6.8.2 Shallow Buried Pre-Insulated Servicing Systems

“Shallow buried” means a system that is partially or totally within the frost zone (i.e., cover only for physical protection) and “insulated” means reducing the heat loss from the pipe by applying various amounts of insulation to the buried pipe with or without heat tracing.

The specification for the work should indicate that “factory fabricated, preinsulated, flexible piping system” is required.

6.9 Sanitary Sewer Systems

The fundamental concepts of sanitary sewer system design, including such items as layout and appurtenances, should follow the recommendations contained in Chapter 5 - Design of Sewers.

In the laying out of gravity sanitary sewers in areas where frost depth penetrations are great and/or other adverse conditions exist, the designer should consider alternate routing of the sewers (i.e., off the traveled/plowed portion of the road).

It is recommended that all gravity sewer system designs include the provision of frost straps on all manholes and that all pipe designs reflect the increased loading that will be experienced through either improved bedding or increased pipe strength, due to the increase in weight on the pipe.

Other manhole design considerations include:

• Use of a plastic film around the outside of the manhole to prevent bonding of the soil to the structure and damage from frost heaving;
• Use of manhole insulation, generally 75 mm (3 in) of polystyrene or urethane; and
• An insulated manhole cover to further reduce heat loss.

Attention to service connections should include consideration for insulation, heat tracing and flexible connections where damage due to freezing or frost heave is a concern.

Forcemains need to maintain an adequate scouring velocity and be able to drain between pumping cycles in cold climates. This can be accomplished by an electrically operated ball valve in the line to allow drainage back into the wet well between pump cycles.

The soil conditions such as rock or high groundwater can significantly affect the cost of the sewers and, in some instances, contribute to extraneous flow problems. It may be advisable in such circumstances to design and construct the system such that gravity drainage is only provided for the first floor and up. In assessing such an alternative, it is essential that the following factors be considered:

• The presence or absence of basements in the existing dwellings;
• The extent of “finishing” in an existing basement;
• The presence or absence of fixtures in the basement; and
• The need for a solids handling sewage pump in the basement, should the basement contain fixtures.

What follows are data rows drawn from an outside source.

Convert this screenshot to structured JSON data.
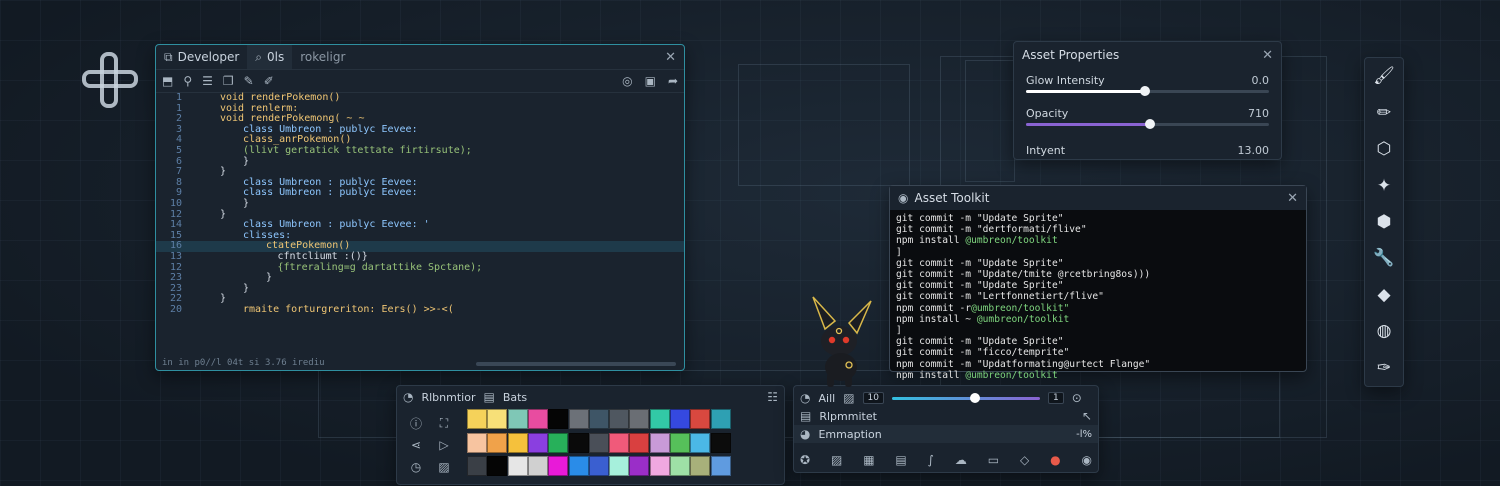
{
  "colors": {
    "accent": "#2f8fa0",
    "slider_white": "#ffffff",
    "slider_purple": "#8a63d2",
    "cyan": "#33c0e0"
  },
  "editor": {
    "tabs": [
      {
        "label": "Developer",
        "icon": "developer-icon"
      },
      {
        "label": "0ls",
        "icon": "search-icon"
      },
      {
        "label": "rokeligr",
        "icon": ""
      }
    ],
    "code": [
      {
        "n": "1",
        "t": "void renderPokemon()",
        "i": 0,
        "c": "fn"
      },
      {
        "n": "1",
        "t": "void renlerm:",
        "i": 0,
        "c": "fn"
      },
      {
        "n": "2",
        "t": "void renderPokemong( ~ ~",
        "i": 0,
        "c": "fn"
      },
      {
        "n": "3",
        "t": "class Umbreon : publyc Eevee:",
        "i": 2,
        "c": "kw"
      },
      {
        "n": "4",
        "t": "class_anrPokemon()",
        "i": 2,
        "c": "fn"
      },
      {
        "n": "5",
        "t": "(llivt gertatick ttettate firtirsute);",
        "i": 2,
        "c": "str"
      },
      {
        "n": "6",
        "t": "}",
        "i": 2,
        "c": "pl"
      },
      {
        "n": "7",
        "t": "}",
        "i": 0,
        "c": "pl"
      },
      {
        "n": "8",
        "t": "class Umbreon : publyc Eevee:",
        "i": 2,
        "c": "kw"
      },
      {
        "n": "9",
        "t": "class Umbreon : publyc Eevee:",
        "i": 2,
        "c": "kw"
      },
      {
        "n": "10",
        "t": "}",
        "i": 2,
        "c": "pl"
      },
      {
        "n": "12",
        "t": "}",
        "i": 0,
        "c": "pl"
      },
      {
        "n": "14",
        "t": "class Umbreon : publyc Eevee: '",
        "i": 2,
        "c": "kw"
      },
      {
        "n": "15",
        "t": "clisses:",
        "i": 2,
        "c": "kw"
      },
      {
        "n": "16",
        "t": "ctatePokemon()",
        "i": 4,
        "c": "fn",
        "hl": true
      },
      {
        "n": "13",
        "t": "cfntcliumt :()}",
        "i": 5,
        "c": "pl"
      },
      {
        "n": "12",
        "t": "{ftreraling=g dartattike Spctane);",
        "i": 5,
        "c": "str"
      },
      {
        "n": "23",
        "t": "}",
        "i": 4,
        "c": "pl"
      },
      {
        "n": "23",
        "t": "}",
        "i": 2,
        "c": "pl"
      },
      {
        "n": "22",
        "t": "}",
        "i": 0,
        "c": "pl"
      },
      {
        "n": "20",
        "t": "rmaite forturgreriton: Eers() >>-<(",
        "i": 2,
        "c": "fn"
      }
    ],
    "status": "in in p0//l 04t si 3.76 irediu"
  },
  "props": {
    "title": "Asset Properties",
    "rows": [
      {
        "label": "Glow Intensity",
        "value": "0.0",
        "pct": 0.49,
        "color": "#ffffff"
      },
      {
        "label": "Opacity",
        "value": "710",
        "pct": 0.51,
        "color": "#8a63d2"
      },
      {
        "label": "Intyent",
        "value": "13.00"
      }
    ]
  },
  "terminal": {
    "title": "Asset Toolkit",
    "lines": [
      [
        "git commit -m \"Update Sprite\"",
        ""
      ],
      [
        "git commit -m \"dertformati/flive\"",
        ""
      ],
      [
        "npm install ",
        "@umbreon/toolkit"
      ],
      [
        "]",
        ""
      ],
      [
        "git commit -m \"Update Sprite\"",
        ""
      ],
      [
        "git commit -m \"Update/tmite @rcetbring8os)))",
        ""
      ],
      [
        "git commit -m \"Update Sprite\"",
        ""
      ],
      [
        "git commit -m \"Lertfonnetiert/flive\"",
        ""
      ],
      [
        "npm commit -r",
        "@umbreon/toolkit\""
      ],
      [
        "npm install ~ ",
        "@umbreon/toolkit"
      ],
      [
        "]",
        ""
      ],
      [
        "git commit -m \"Update Sprite\"",
        ""
      ],
      [
        "git commit -m \"ficco/temprite\"",
        ""
      ],
      [
        "npm commit -m \"Updatformating@urtect Flange\"",
        ""
      ],
      [
        "npm install ",
        "@umbreon/toolkit"
      ]
    ]
  },
  "colorpanel": {
    "tab1": "Rlbnmtior",
    "tab2": "Bats",
    "swatches": [
      [
        "#f5d25a",
        "#f7e078",
        "#7fc7b6",
        "#e84ca0",
        "#050505",
        "#6c7178",
        "#3e5566",
        "#4f5760",
        "#6a6e74",
        "#32c9a6",
        "#3549e0",
        "#d9483f",
        "#2ea0b3"
      ],
      [
        "#f7c4a0",
        "#f0a24a",
        "#f5c13c",
        "#8a3fe0",
        "#27b05a",
        "#0a0a0a",
        "#4a4f58",
        "#f05a7a",
        "#d94040",
        "#c89ad8",
        "#56c05a",
        "#4bb8e6",
        "#0c0c0c"
      ],
      [
        "#3a3f46",
        "#050505",
        "#e6e6e6",
        "#d0d0d0",
        "#e81ad8",
        "#2a8ce8",
        "#3a5fd0",
        "#a6f0dc",
        "#9a2ec8",
        "#f0a8e0",
        "#9ee0a6",
        "#a8b07a",
        "#5f9be0"
      ]
    ]
  },
  "controls": {
    "label1": "Aill",
    "num1": "10",
    "num2": "1",
    "pct": 0.56,
    "label2": "Rlpmmitet",
    "label3": "Emmaption",
    "label3val": "-l%"
  }
}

6.9.1 Alternate Sewage Collection Systems

In the recent past, several alternate methods of communal servicing have been introduced in Ontario and other jurisdictions with success. The designer should refer to Section 5.15 - Alternative Sanitary Sewer Systems for more details. If a previously untried sewage collection system is being proposed, the designer should refer to Section 3.9 Technology Development for guidance.